Another classical approach to intervening in the sphingolipid pathway is preventing S1P from interacting with its compliment of S1PRs. The potential success of this strategy has been simulated by studies showing that the antineoplastic and antiangiogenic effect of the sphingolipid analogue, FTY720 (Lamontagne ) can be attributed to its downregulation of four of the five S1PRs (Cuvillier and Levade, 2003). One complication to the antireceptor approach is that not all S1PRs mediate tumorigenic responses. Although S1P1 and S1P3 are responsible for the proproliferative, promigratory and antiapoptotic effects of S1P, S1P2 has been shown to have the opposite effects on cell migration and other responses (Goparaju ; Sanchez ). Thus, as is the case with SPHKs, targeting S1PRs may be complicated by the presence of multiple isoforms with opposing actions on tumour cells, and selectivity of receptor antagonism will be a key element in successful sphingolipid receptor-based therapeutic interventions.
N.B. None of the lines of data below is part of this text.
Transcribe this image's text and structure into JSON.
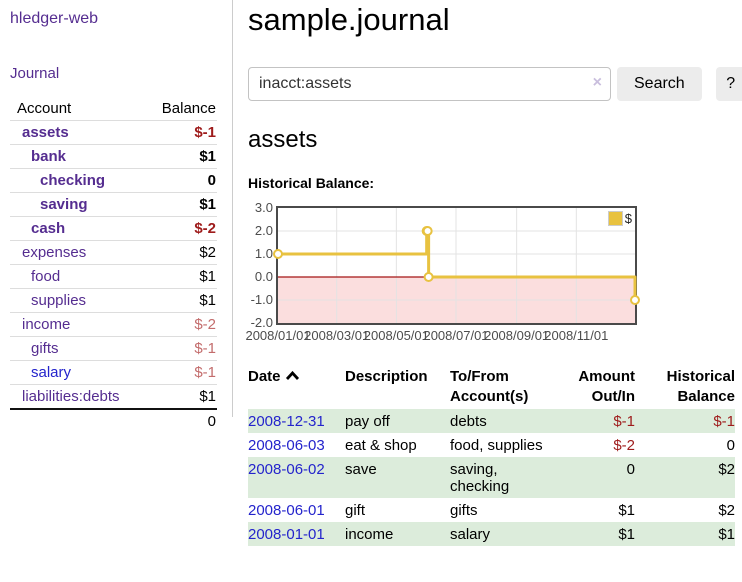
{
  "app": {
    "title": "hledger-web"
  },
  "colors": {
    "link_purple": "#552d90",
    "link_blue": "#2424cc",
    "negative_strong": "#9e1b1b",
    "negative_soft": "#c36c6c",
    "row_green": "#dcecdb"
  },
  "sidebar": {
    "journal_link": "Journal",
    "table": {
      "headers": {
        "account": "Account",
        "balance": "Balance"
      },
      "accounts": [
        {
          "name": "assets",
          "depth": 1,
          "bold": true,
          "balance": "$-1",
          "neg": "strong"
        },
        {
          "name": "bank",
          "depth": 2,
          "bold": true,
          "balance": "$1"
        },
        {
          "name": "checking",
          "depth": 3,
          "bold": true,
          "balance": "0"
        },
        {
          "name": "saving",
          "depth": 3,
          "bold": true,
          "balance": "$1"
        },
        {
          "name": "cash",
          "depth": 2,
          "bold": true,
          "balance": "$-2",
          "neg": "strong"
        },
        {
          "name": "expenses",
          "depth": 1,
          "bold": false,
          "balance": "$2"
        },
        {
          "name": "food",
          "depth": 2,
          "bold": false,
          "balance": "$1"
        },
        {
          "name": "supplies",
          "depth": 2,
          "bold": false,
          "balance": "$1"
        },
        {
          "name": "income",
          "depth": 1,
          "bold": false,
          "balance": "$-2",
          "neg": "soft"
        },
        {
          "name": "gifts",
          "depth": 2,
          "bold": false,
          "balance": "$-1",
          "neg": "soft"
        },
        {
          "name": "salary",
          "depth": 2,
          "bold": false,
          "balance": "$-1",
          "neg": "soft",
          "unvisited": true
        },
        {
          "name": "liabilities:debts",
          "depth": 1,
          "bold": false,
          "balance": "$1"
        }
      ],
      "total": "0"
    }
  },
  "header": {
    "title": "sample.journal"
  },
  "search": {
    "value": "inacct:assets",
    "clear_icon": "×",
    "button": "Search",
    "help_button": "?"
  },
  "account_page": {
    "title": "assets",
    "chart_label": "Historical Balance:"
  },
  "chart_data": {
    "type": "line",
    "step": true,
    "title": "Historical Balance",
    "series": [
      {
        "name": "$",
        "color": "#e8c240",
        "points": [
          {
            "date": "2008-01-01",
            "day": 0,
            "value": 1
          },
          {
            "date": "2008-06-01",
            "day": 152,
            "value": 2
          },
          {
            "date": "2008-06-02",
            "day": 153,
            "value": 2
          },
          {
            "date": "2008-06-03",
            "day": 154,
            "value": 0
          },
          {
            "date": "2008-12-31",
            "day": 365,
            "value": -1
          }
        ]
      }
    ],
    "x_ticks": [
      {
        "label": "2008/01/01",
        "day": 0
      },
      {
        "label": "2008/03/01",
        "day": 60
      },
      {
        "label": "2008/05/01",
        "day": 121
      },
      {
        "label": "2008/07/01",
        "day": 182
      },
      {
        "label": "2008/09/01",
        "day": 244
      },
      {
        "label": "2008/11/01",
        "day": 305
      }
    ],
    "y_ticks": [
      {
        "label": "3.0",
        "value": 3
      },
      {
        "label": "2.0",
        "value": 2
      },
      {
        "label": "1.0",
        "value": 1
      },
      {
        "label": "0.0",
        "value": 0
      },
      {
        "label": "-1.0",
        "value": -1
      },
      {
        "label": "-2.0",
        "value": -2
      }
    ],
    "ylim": [
      -2,
      3
    ],
    "xlim_days": [
      0,
      365
    ],
    "grid": true,
    "grid_color": "#e3e3e3",
    "negative_region_color": "#fbdede",
    "zero_line_color": "#a51515",
    "legend": {
      "label": "$",
      "position": "top-right"
    }
  },
  "register": {
    "headers": {
      "date": "Date",
      "description": "Description",
      "accounts": "To/From Account(s)",
      "amount": "Amount Out/In",
      "balance": "Historical Balance"
    },
    "rows": [
      {
        "date": "2008-12-31",
        "description": "pay off",
        "accounts": "debts",
        "amount": "$-1",
        "amount_neg": true,
        "balance": "$-1",
        "balance_neg": true
      },
      {
        "date": "2008-06-03",
        "description": "eat & shop",
        "accounts": "food, supplies",
        "amount": "$-2",
        "amount_neg": true,
        "balance": "0",
        "balance_neg": false
      },
      {
        "date": "2008-06-02",
        "description": "save",
        "accounts": "saving, checking",
        "amount": "0",
        "amount_neg": false,
        "balance": "$2",
        "balance_neg": false
      },
      {
        "date": "2008-06-01",
        "description": "gift",
        "accounts": "gifts",
        "amount": "$1",
        "amount_neg": false,
        "balance": "$2",
        "balance_neg": false
      },
      {
        "date": "2008-01-01",
        "description": "income",
        "accounts": "salary",
        "amount": "$1",
        "amount_neg": false,
        "balance": "$1",
        "balance_neg": false
      }
    ]
  }
}
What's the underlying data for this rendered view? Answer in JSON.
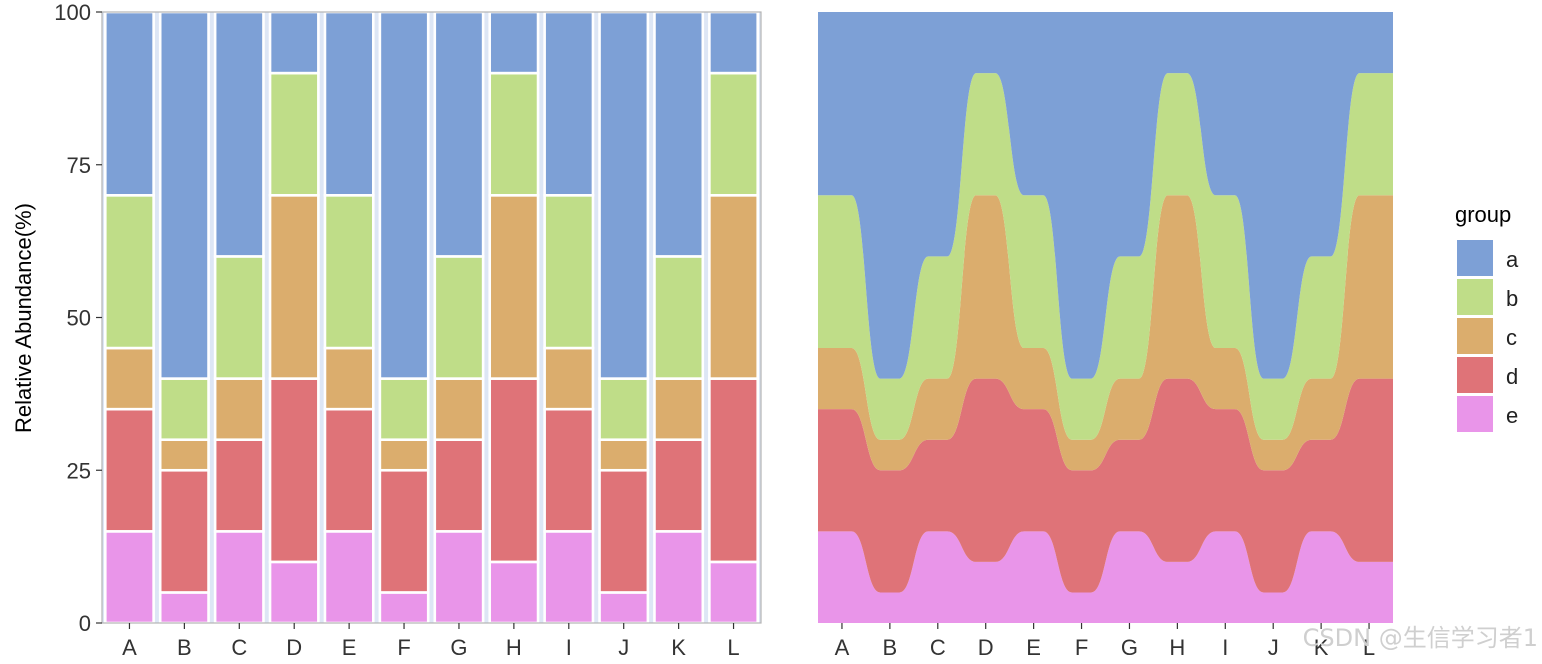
{
  "chart_data": [
    {
      "type": "bar",
      "stacked": true,
      "categories": [
        "A",
        "B",
        "C",
        "D",
        "E",
        "F",
        "G",
        "H",
        "I",
        "J",
        "K",
        "L"
      ],
      "ylabel": "Relative Abundance(%)",
      "ylim": [
        0,
        100
      ],
      "yticks": [
        "0",
        "25",
        "50",
        "75",
        "100"
      ],
      "series": [
        {
          "name": "e",
          "values": [
            15,
            5,
            15,
            10,
            15,
            5,
            15,
            10,
            15,
            5,
            15,
            10
          ]
        },
        {
          "name": "d",
          "values": [
            20,
            20,
            15,
            30,
            20,
            20,
            15,
            30,
            20,
            20,
            15,
            30
          ]
        },
        {
          "name": "c",
          "values": [
            10,
            5,
            10,
            30,
            10,
            5,
            10,
            30,
            10,
            5,
            10,
            30
          ]
        },
        {
          "name": "b",
          "values": [
            25,
            10,
            20,
            20,
            25,
            10,
            20,
            20,
            25,
            10,
            20,
            20
          ]
        },
        {
          "name": "a",
          "values": [
            30,
            60,
            40,
            10,
            30,
            60,
            40,
            10,
            30,
            60,
            40,
            10
          ]
        }
      ]
    },
    {
      "type": "area",
      "stacked": true,
      "smoothed": true,
      "categories": [
        "A",
        "B",
        "C",
        "D",
        "E",
        "F",
        "G",
        "H",
        "I",
        "J",
        "K",
        "L"
      ],
      "ylim": [
        0,
        100
      ],
      "series": [
        {
          "name": "e",
          "values": [
            15,
            5,
            15,
            10,
            15,
            5,
            15,
            10,
            15,
            5,
            15,
            10
          ]
        },
        {
          "name": "d",
          "values": [
            20,
            20,
            15,
            30,
            20,
            20,
            15,
            30,
            20,
            20,
            15,
            30
          ]
        },
        {
          "name": "c",
          "values": [
            10,
            5,
            10,
            30,
            10,
            5,
            10,
            30,
            10,
            5,
            10,
            30
          ]
        },
        {
          "name": "b",
          "values": [
            25,
            10,
            20,
            20,
            25,
            10,
            20,
            20,
            25,
            10,
            20,
            20
          ]
        },
        {
          "name": "a",
          "values": [
            30,
            60,
            40,
            10,
            30,
            60,
            40,
            10,
            30,
            60,
            40,
            10
          ]
        }
      ]
    }
  ],
  "legend": {
    "title": "group",
    "position": "right",
    "items": [
      {
        "label": "a",
        "color": "#7DA0D6"
      },
      {
        "label": "b",
        "color": "#BFDD88"
      },
      {
        "label": "c",
        "color": "#DBAD6D"
      },
      {
        "label": "d",
        "color": "#DF7378"
      },
      {
        "label": "e",
        "color": "#E995E9"
      }
    ]
  },
  "watermark": "CSDN @生信学习者1"
}
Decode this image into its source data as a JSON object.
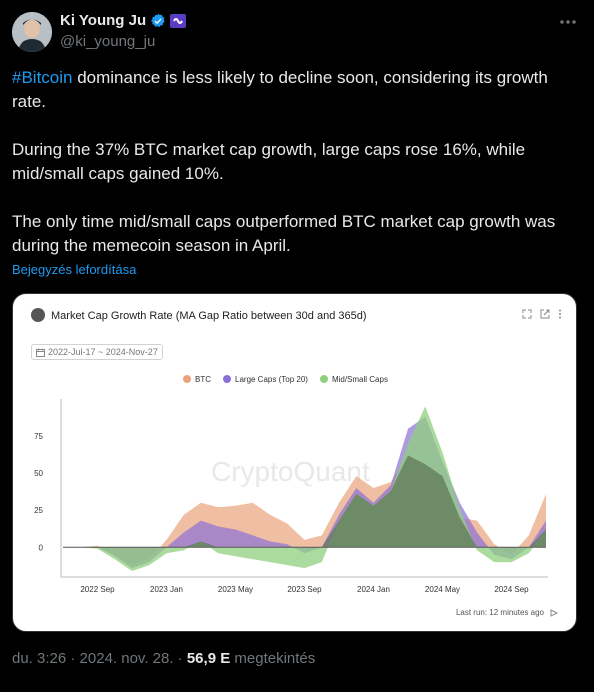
{
  "author": {
    "name": "Ki Young Ju",
    "handle": "@ki_young_ju",
    "verified_color": "#1d9bf0",
    "badge_color": "#5b3cc4"
  },
  "tweet": {
    "hashtag": "#Bitcoin",
    "line1_rest": " dominance is less likely to decline soon, considering its growth rate.",
    "para2": "During the 37% BTC market cap growth, large caps rose 16%, while mid/small caps gained 10%.",
    "para3": "The only time mid/small caps outperformed BTC market cap growth was during the memecoin season in April.",
    "translate": "Bejegyzés lefordítása"
  },
  "card": {
    "title": "Market Cap  Growth Rate (MA Gap Ratio between 30d and 365d)",
    "date_range": "2022-Jul-17 ~ 2024-Nov-27",
    "watermark": "CryptoQuant",
    "last_run": "Last run: 12 minutes ago"
  },
  "chart_data": {
    "type": "area",
    "title": "Market Cap  Growth Rate (MA Gap Ratio between 30d and 365d)",
    "x": [
      "2022-07",
      "2022-08",
      "2022-09",
      "2022-10",
      "2022-11",
      "2022-12",
      "2023-01",
      "2023-02",
      "2023-03",
      "2023-04",
      "2023-05",
      "2023-06",
      "2023-07",
      "2023-08",
      "2023-09",
      "2023-10",
      "2023-11",
      "2023-12",
      "2024-01",
      "2024-02",
      "2024-03",
      "2024-04",
      "2024-05",
      "2024-06",
      "2024-07",
      "2024-08",
      "2024-09",
      "2024-10",
      "2024-11"
    ],
    "x_tick_labels": [
      "2022 Sep",
      "2023 Jan",
      "2023 May",
      "2023 Sep",
      "2024 Jan",
      "2024 May",
      "2024 Sep"
    ],
    "y_ticks": [
      0,
      25,
      50,
      75
    ],
    "ylim": [
      -18,
      100
    ],
    "series": [
      {
        "name": "BTC",
        "color": "#e9a37a",
        "values": [
          0,
          0,
          1,
          -5,
          -12,
          -8,
          5,
          22,
          30,
          27,
          28,
          30,
          22,
          16,
          5,
          8,
          30,
          48,
          40,
          44,
          62,
          56,
          48,
          20,
          18,
          2,
          -5,
          8,
          36
        ]
      },
      {
        "name": "Large Caps (Top 20)",
        "color": "#8b6fd6",
        "values": [
          0,
          0,
          0,
          -6,
          -14,
          -10,
          0,
          10,
          18,
          14,
          12,
          8,
          4,
          2,
          -4,
          0,
          22,
          40,
          30,
          42,
          80,
          88,
          58,
          30,
          10,
          -5,
          -8,
          0,
          18
        ]
      },
      {
        "name": "Mid/Small Caps",
        "color": "#8fcf7d",
        "values": [
          0,
          0,
          -1,
          -8,
          -16,
          -12,
          -4,
          -2,
          4,
          -4,
          -6,
          -8,
          -10,
          -12,
          -14,
          -10,
          18,
          36,
          28,
          38,
          70,
          95,
          64,
          26,
          -2,
          -10,
          -10,
          -4,
          12
        ]
      }
    ],
    "legend_position": "top-center"
  },
  "meta": {
    "datetime": "du. 3:26 · 2024. nov. 28. · ",
    "views": "56,9 E",
    "views_label": " megtekintés"
  }
}
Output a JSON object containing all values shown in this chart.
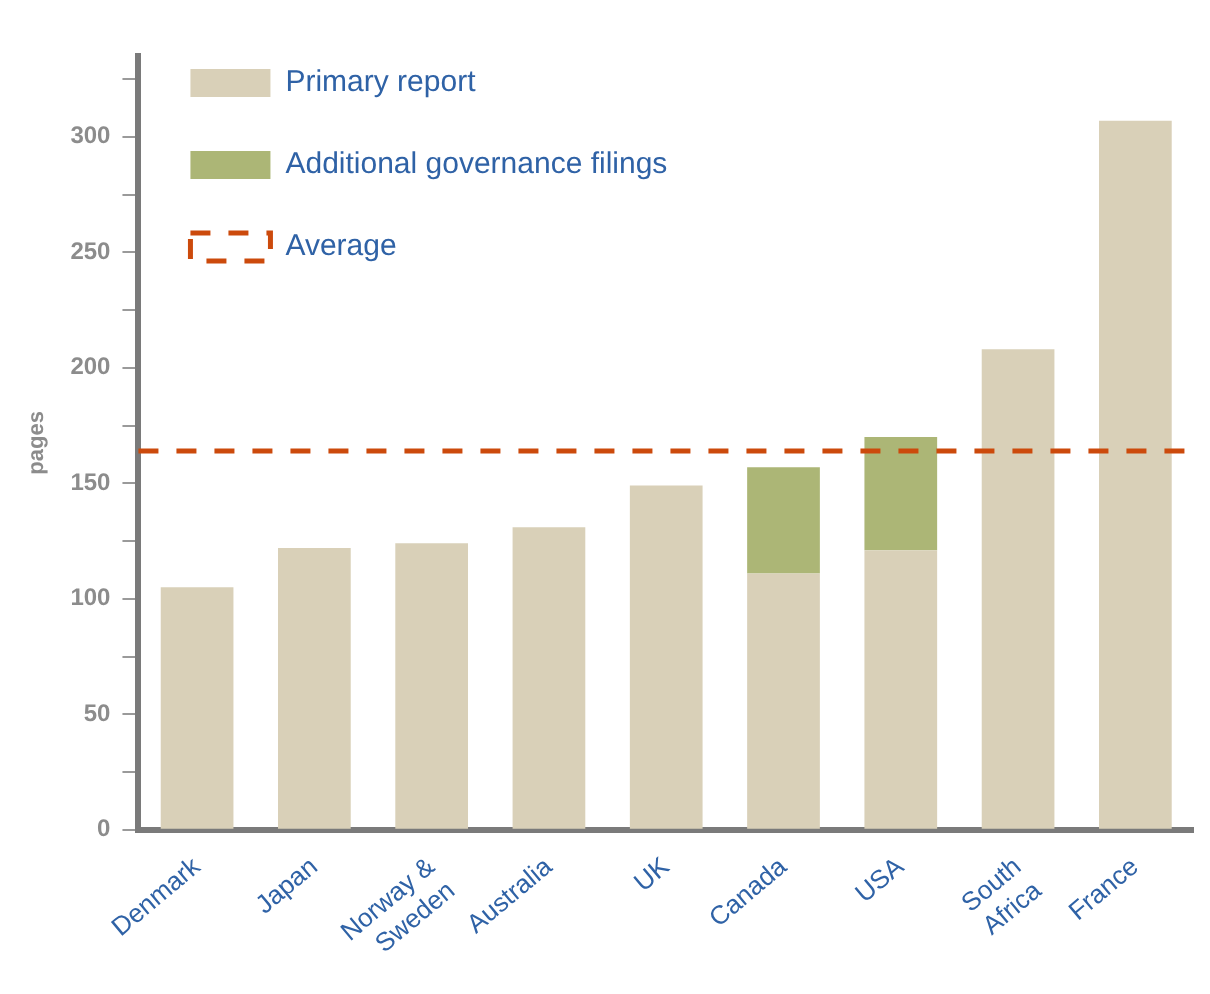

A more direct approach that avoids these limitations is the prevention of ligand binding to all cognate receptors, the approach that could be used by the highly specific mAb to S1P. Preclinical data demonstrate that this approach deprives growing tumour cells of important growth and survival factors and largely mitigates tumour angiogenesis (Visentin ). Because of the important role of sphingolipids in cancer progression, it has been argued that sphingolipid-based therapeutics will be the next generation of cancer treatments (Milstien and Spiegel, 2006).

CONCLUSION

The use of the anti-S1P mAb as a research tool has provided strong evidence that S1P has several mechanisms of action in promoting cancer, including: (i) direct effects of S1P on tumour-cell growth and metastatic potential, (ii) direct angiogenic effects on ECs in their tumour angiogenesis roles and (iii) indirect angiogenic effects of S1P in stimulating the release and action of other proangiogenic growth factors such as VEGF (Figure 2). This work, as well as recent strides in our understanding of the cellular lipidome, gives credence to an emerging area of drug discovery called lipidomic-based therapeutics that directly targets pleiotropic bioactive lipids involved in cancer as well as other disorders.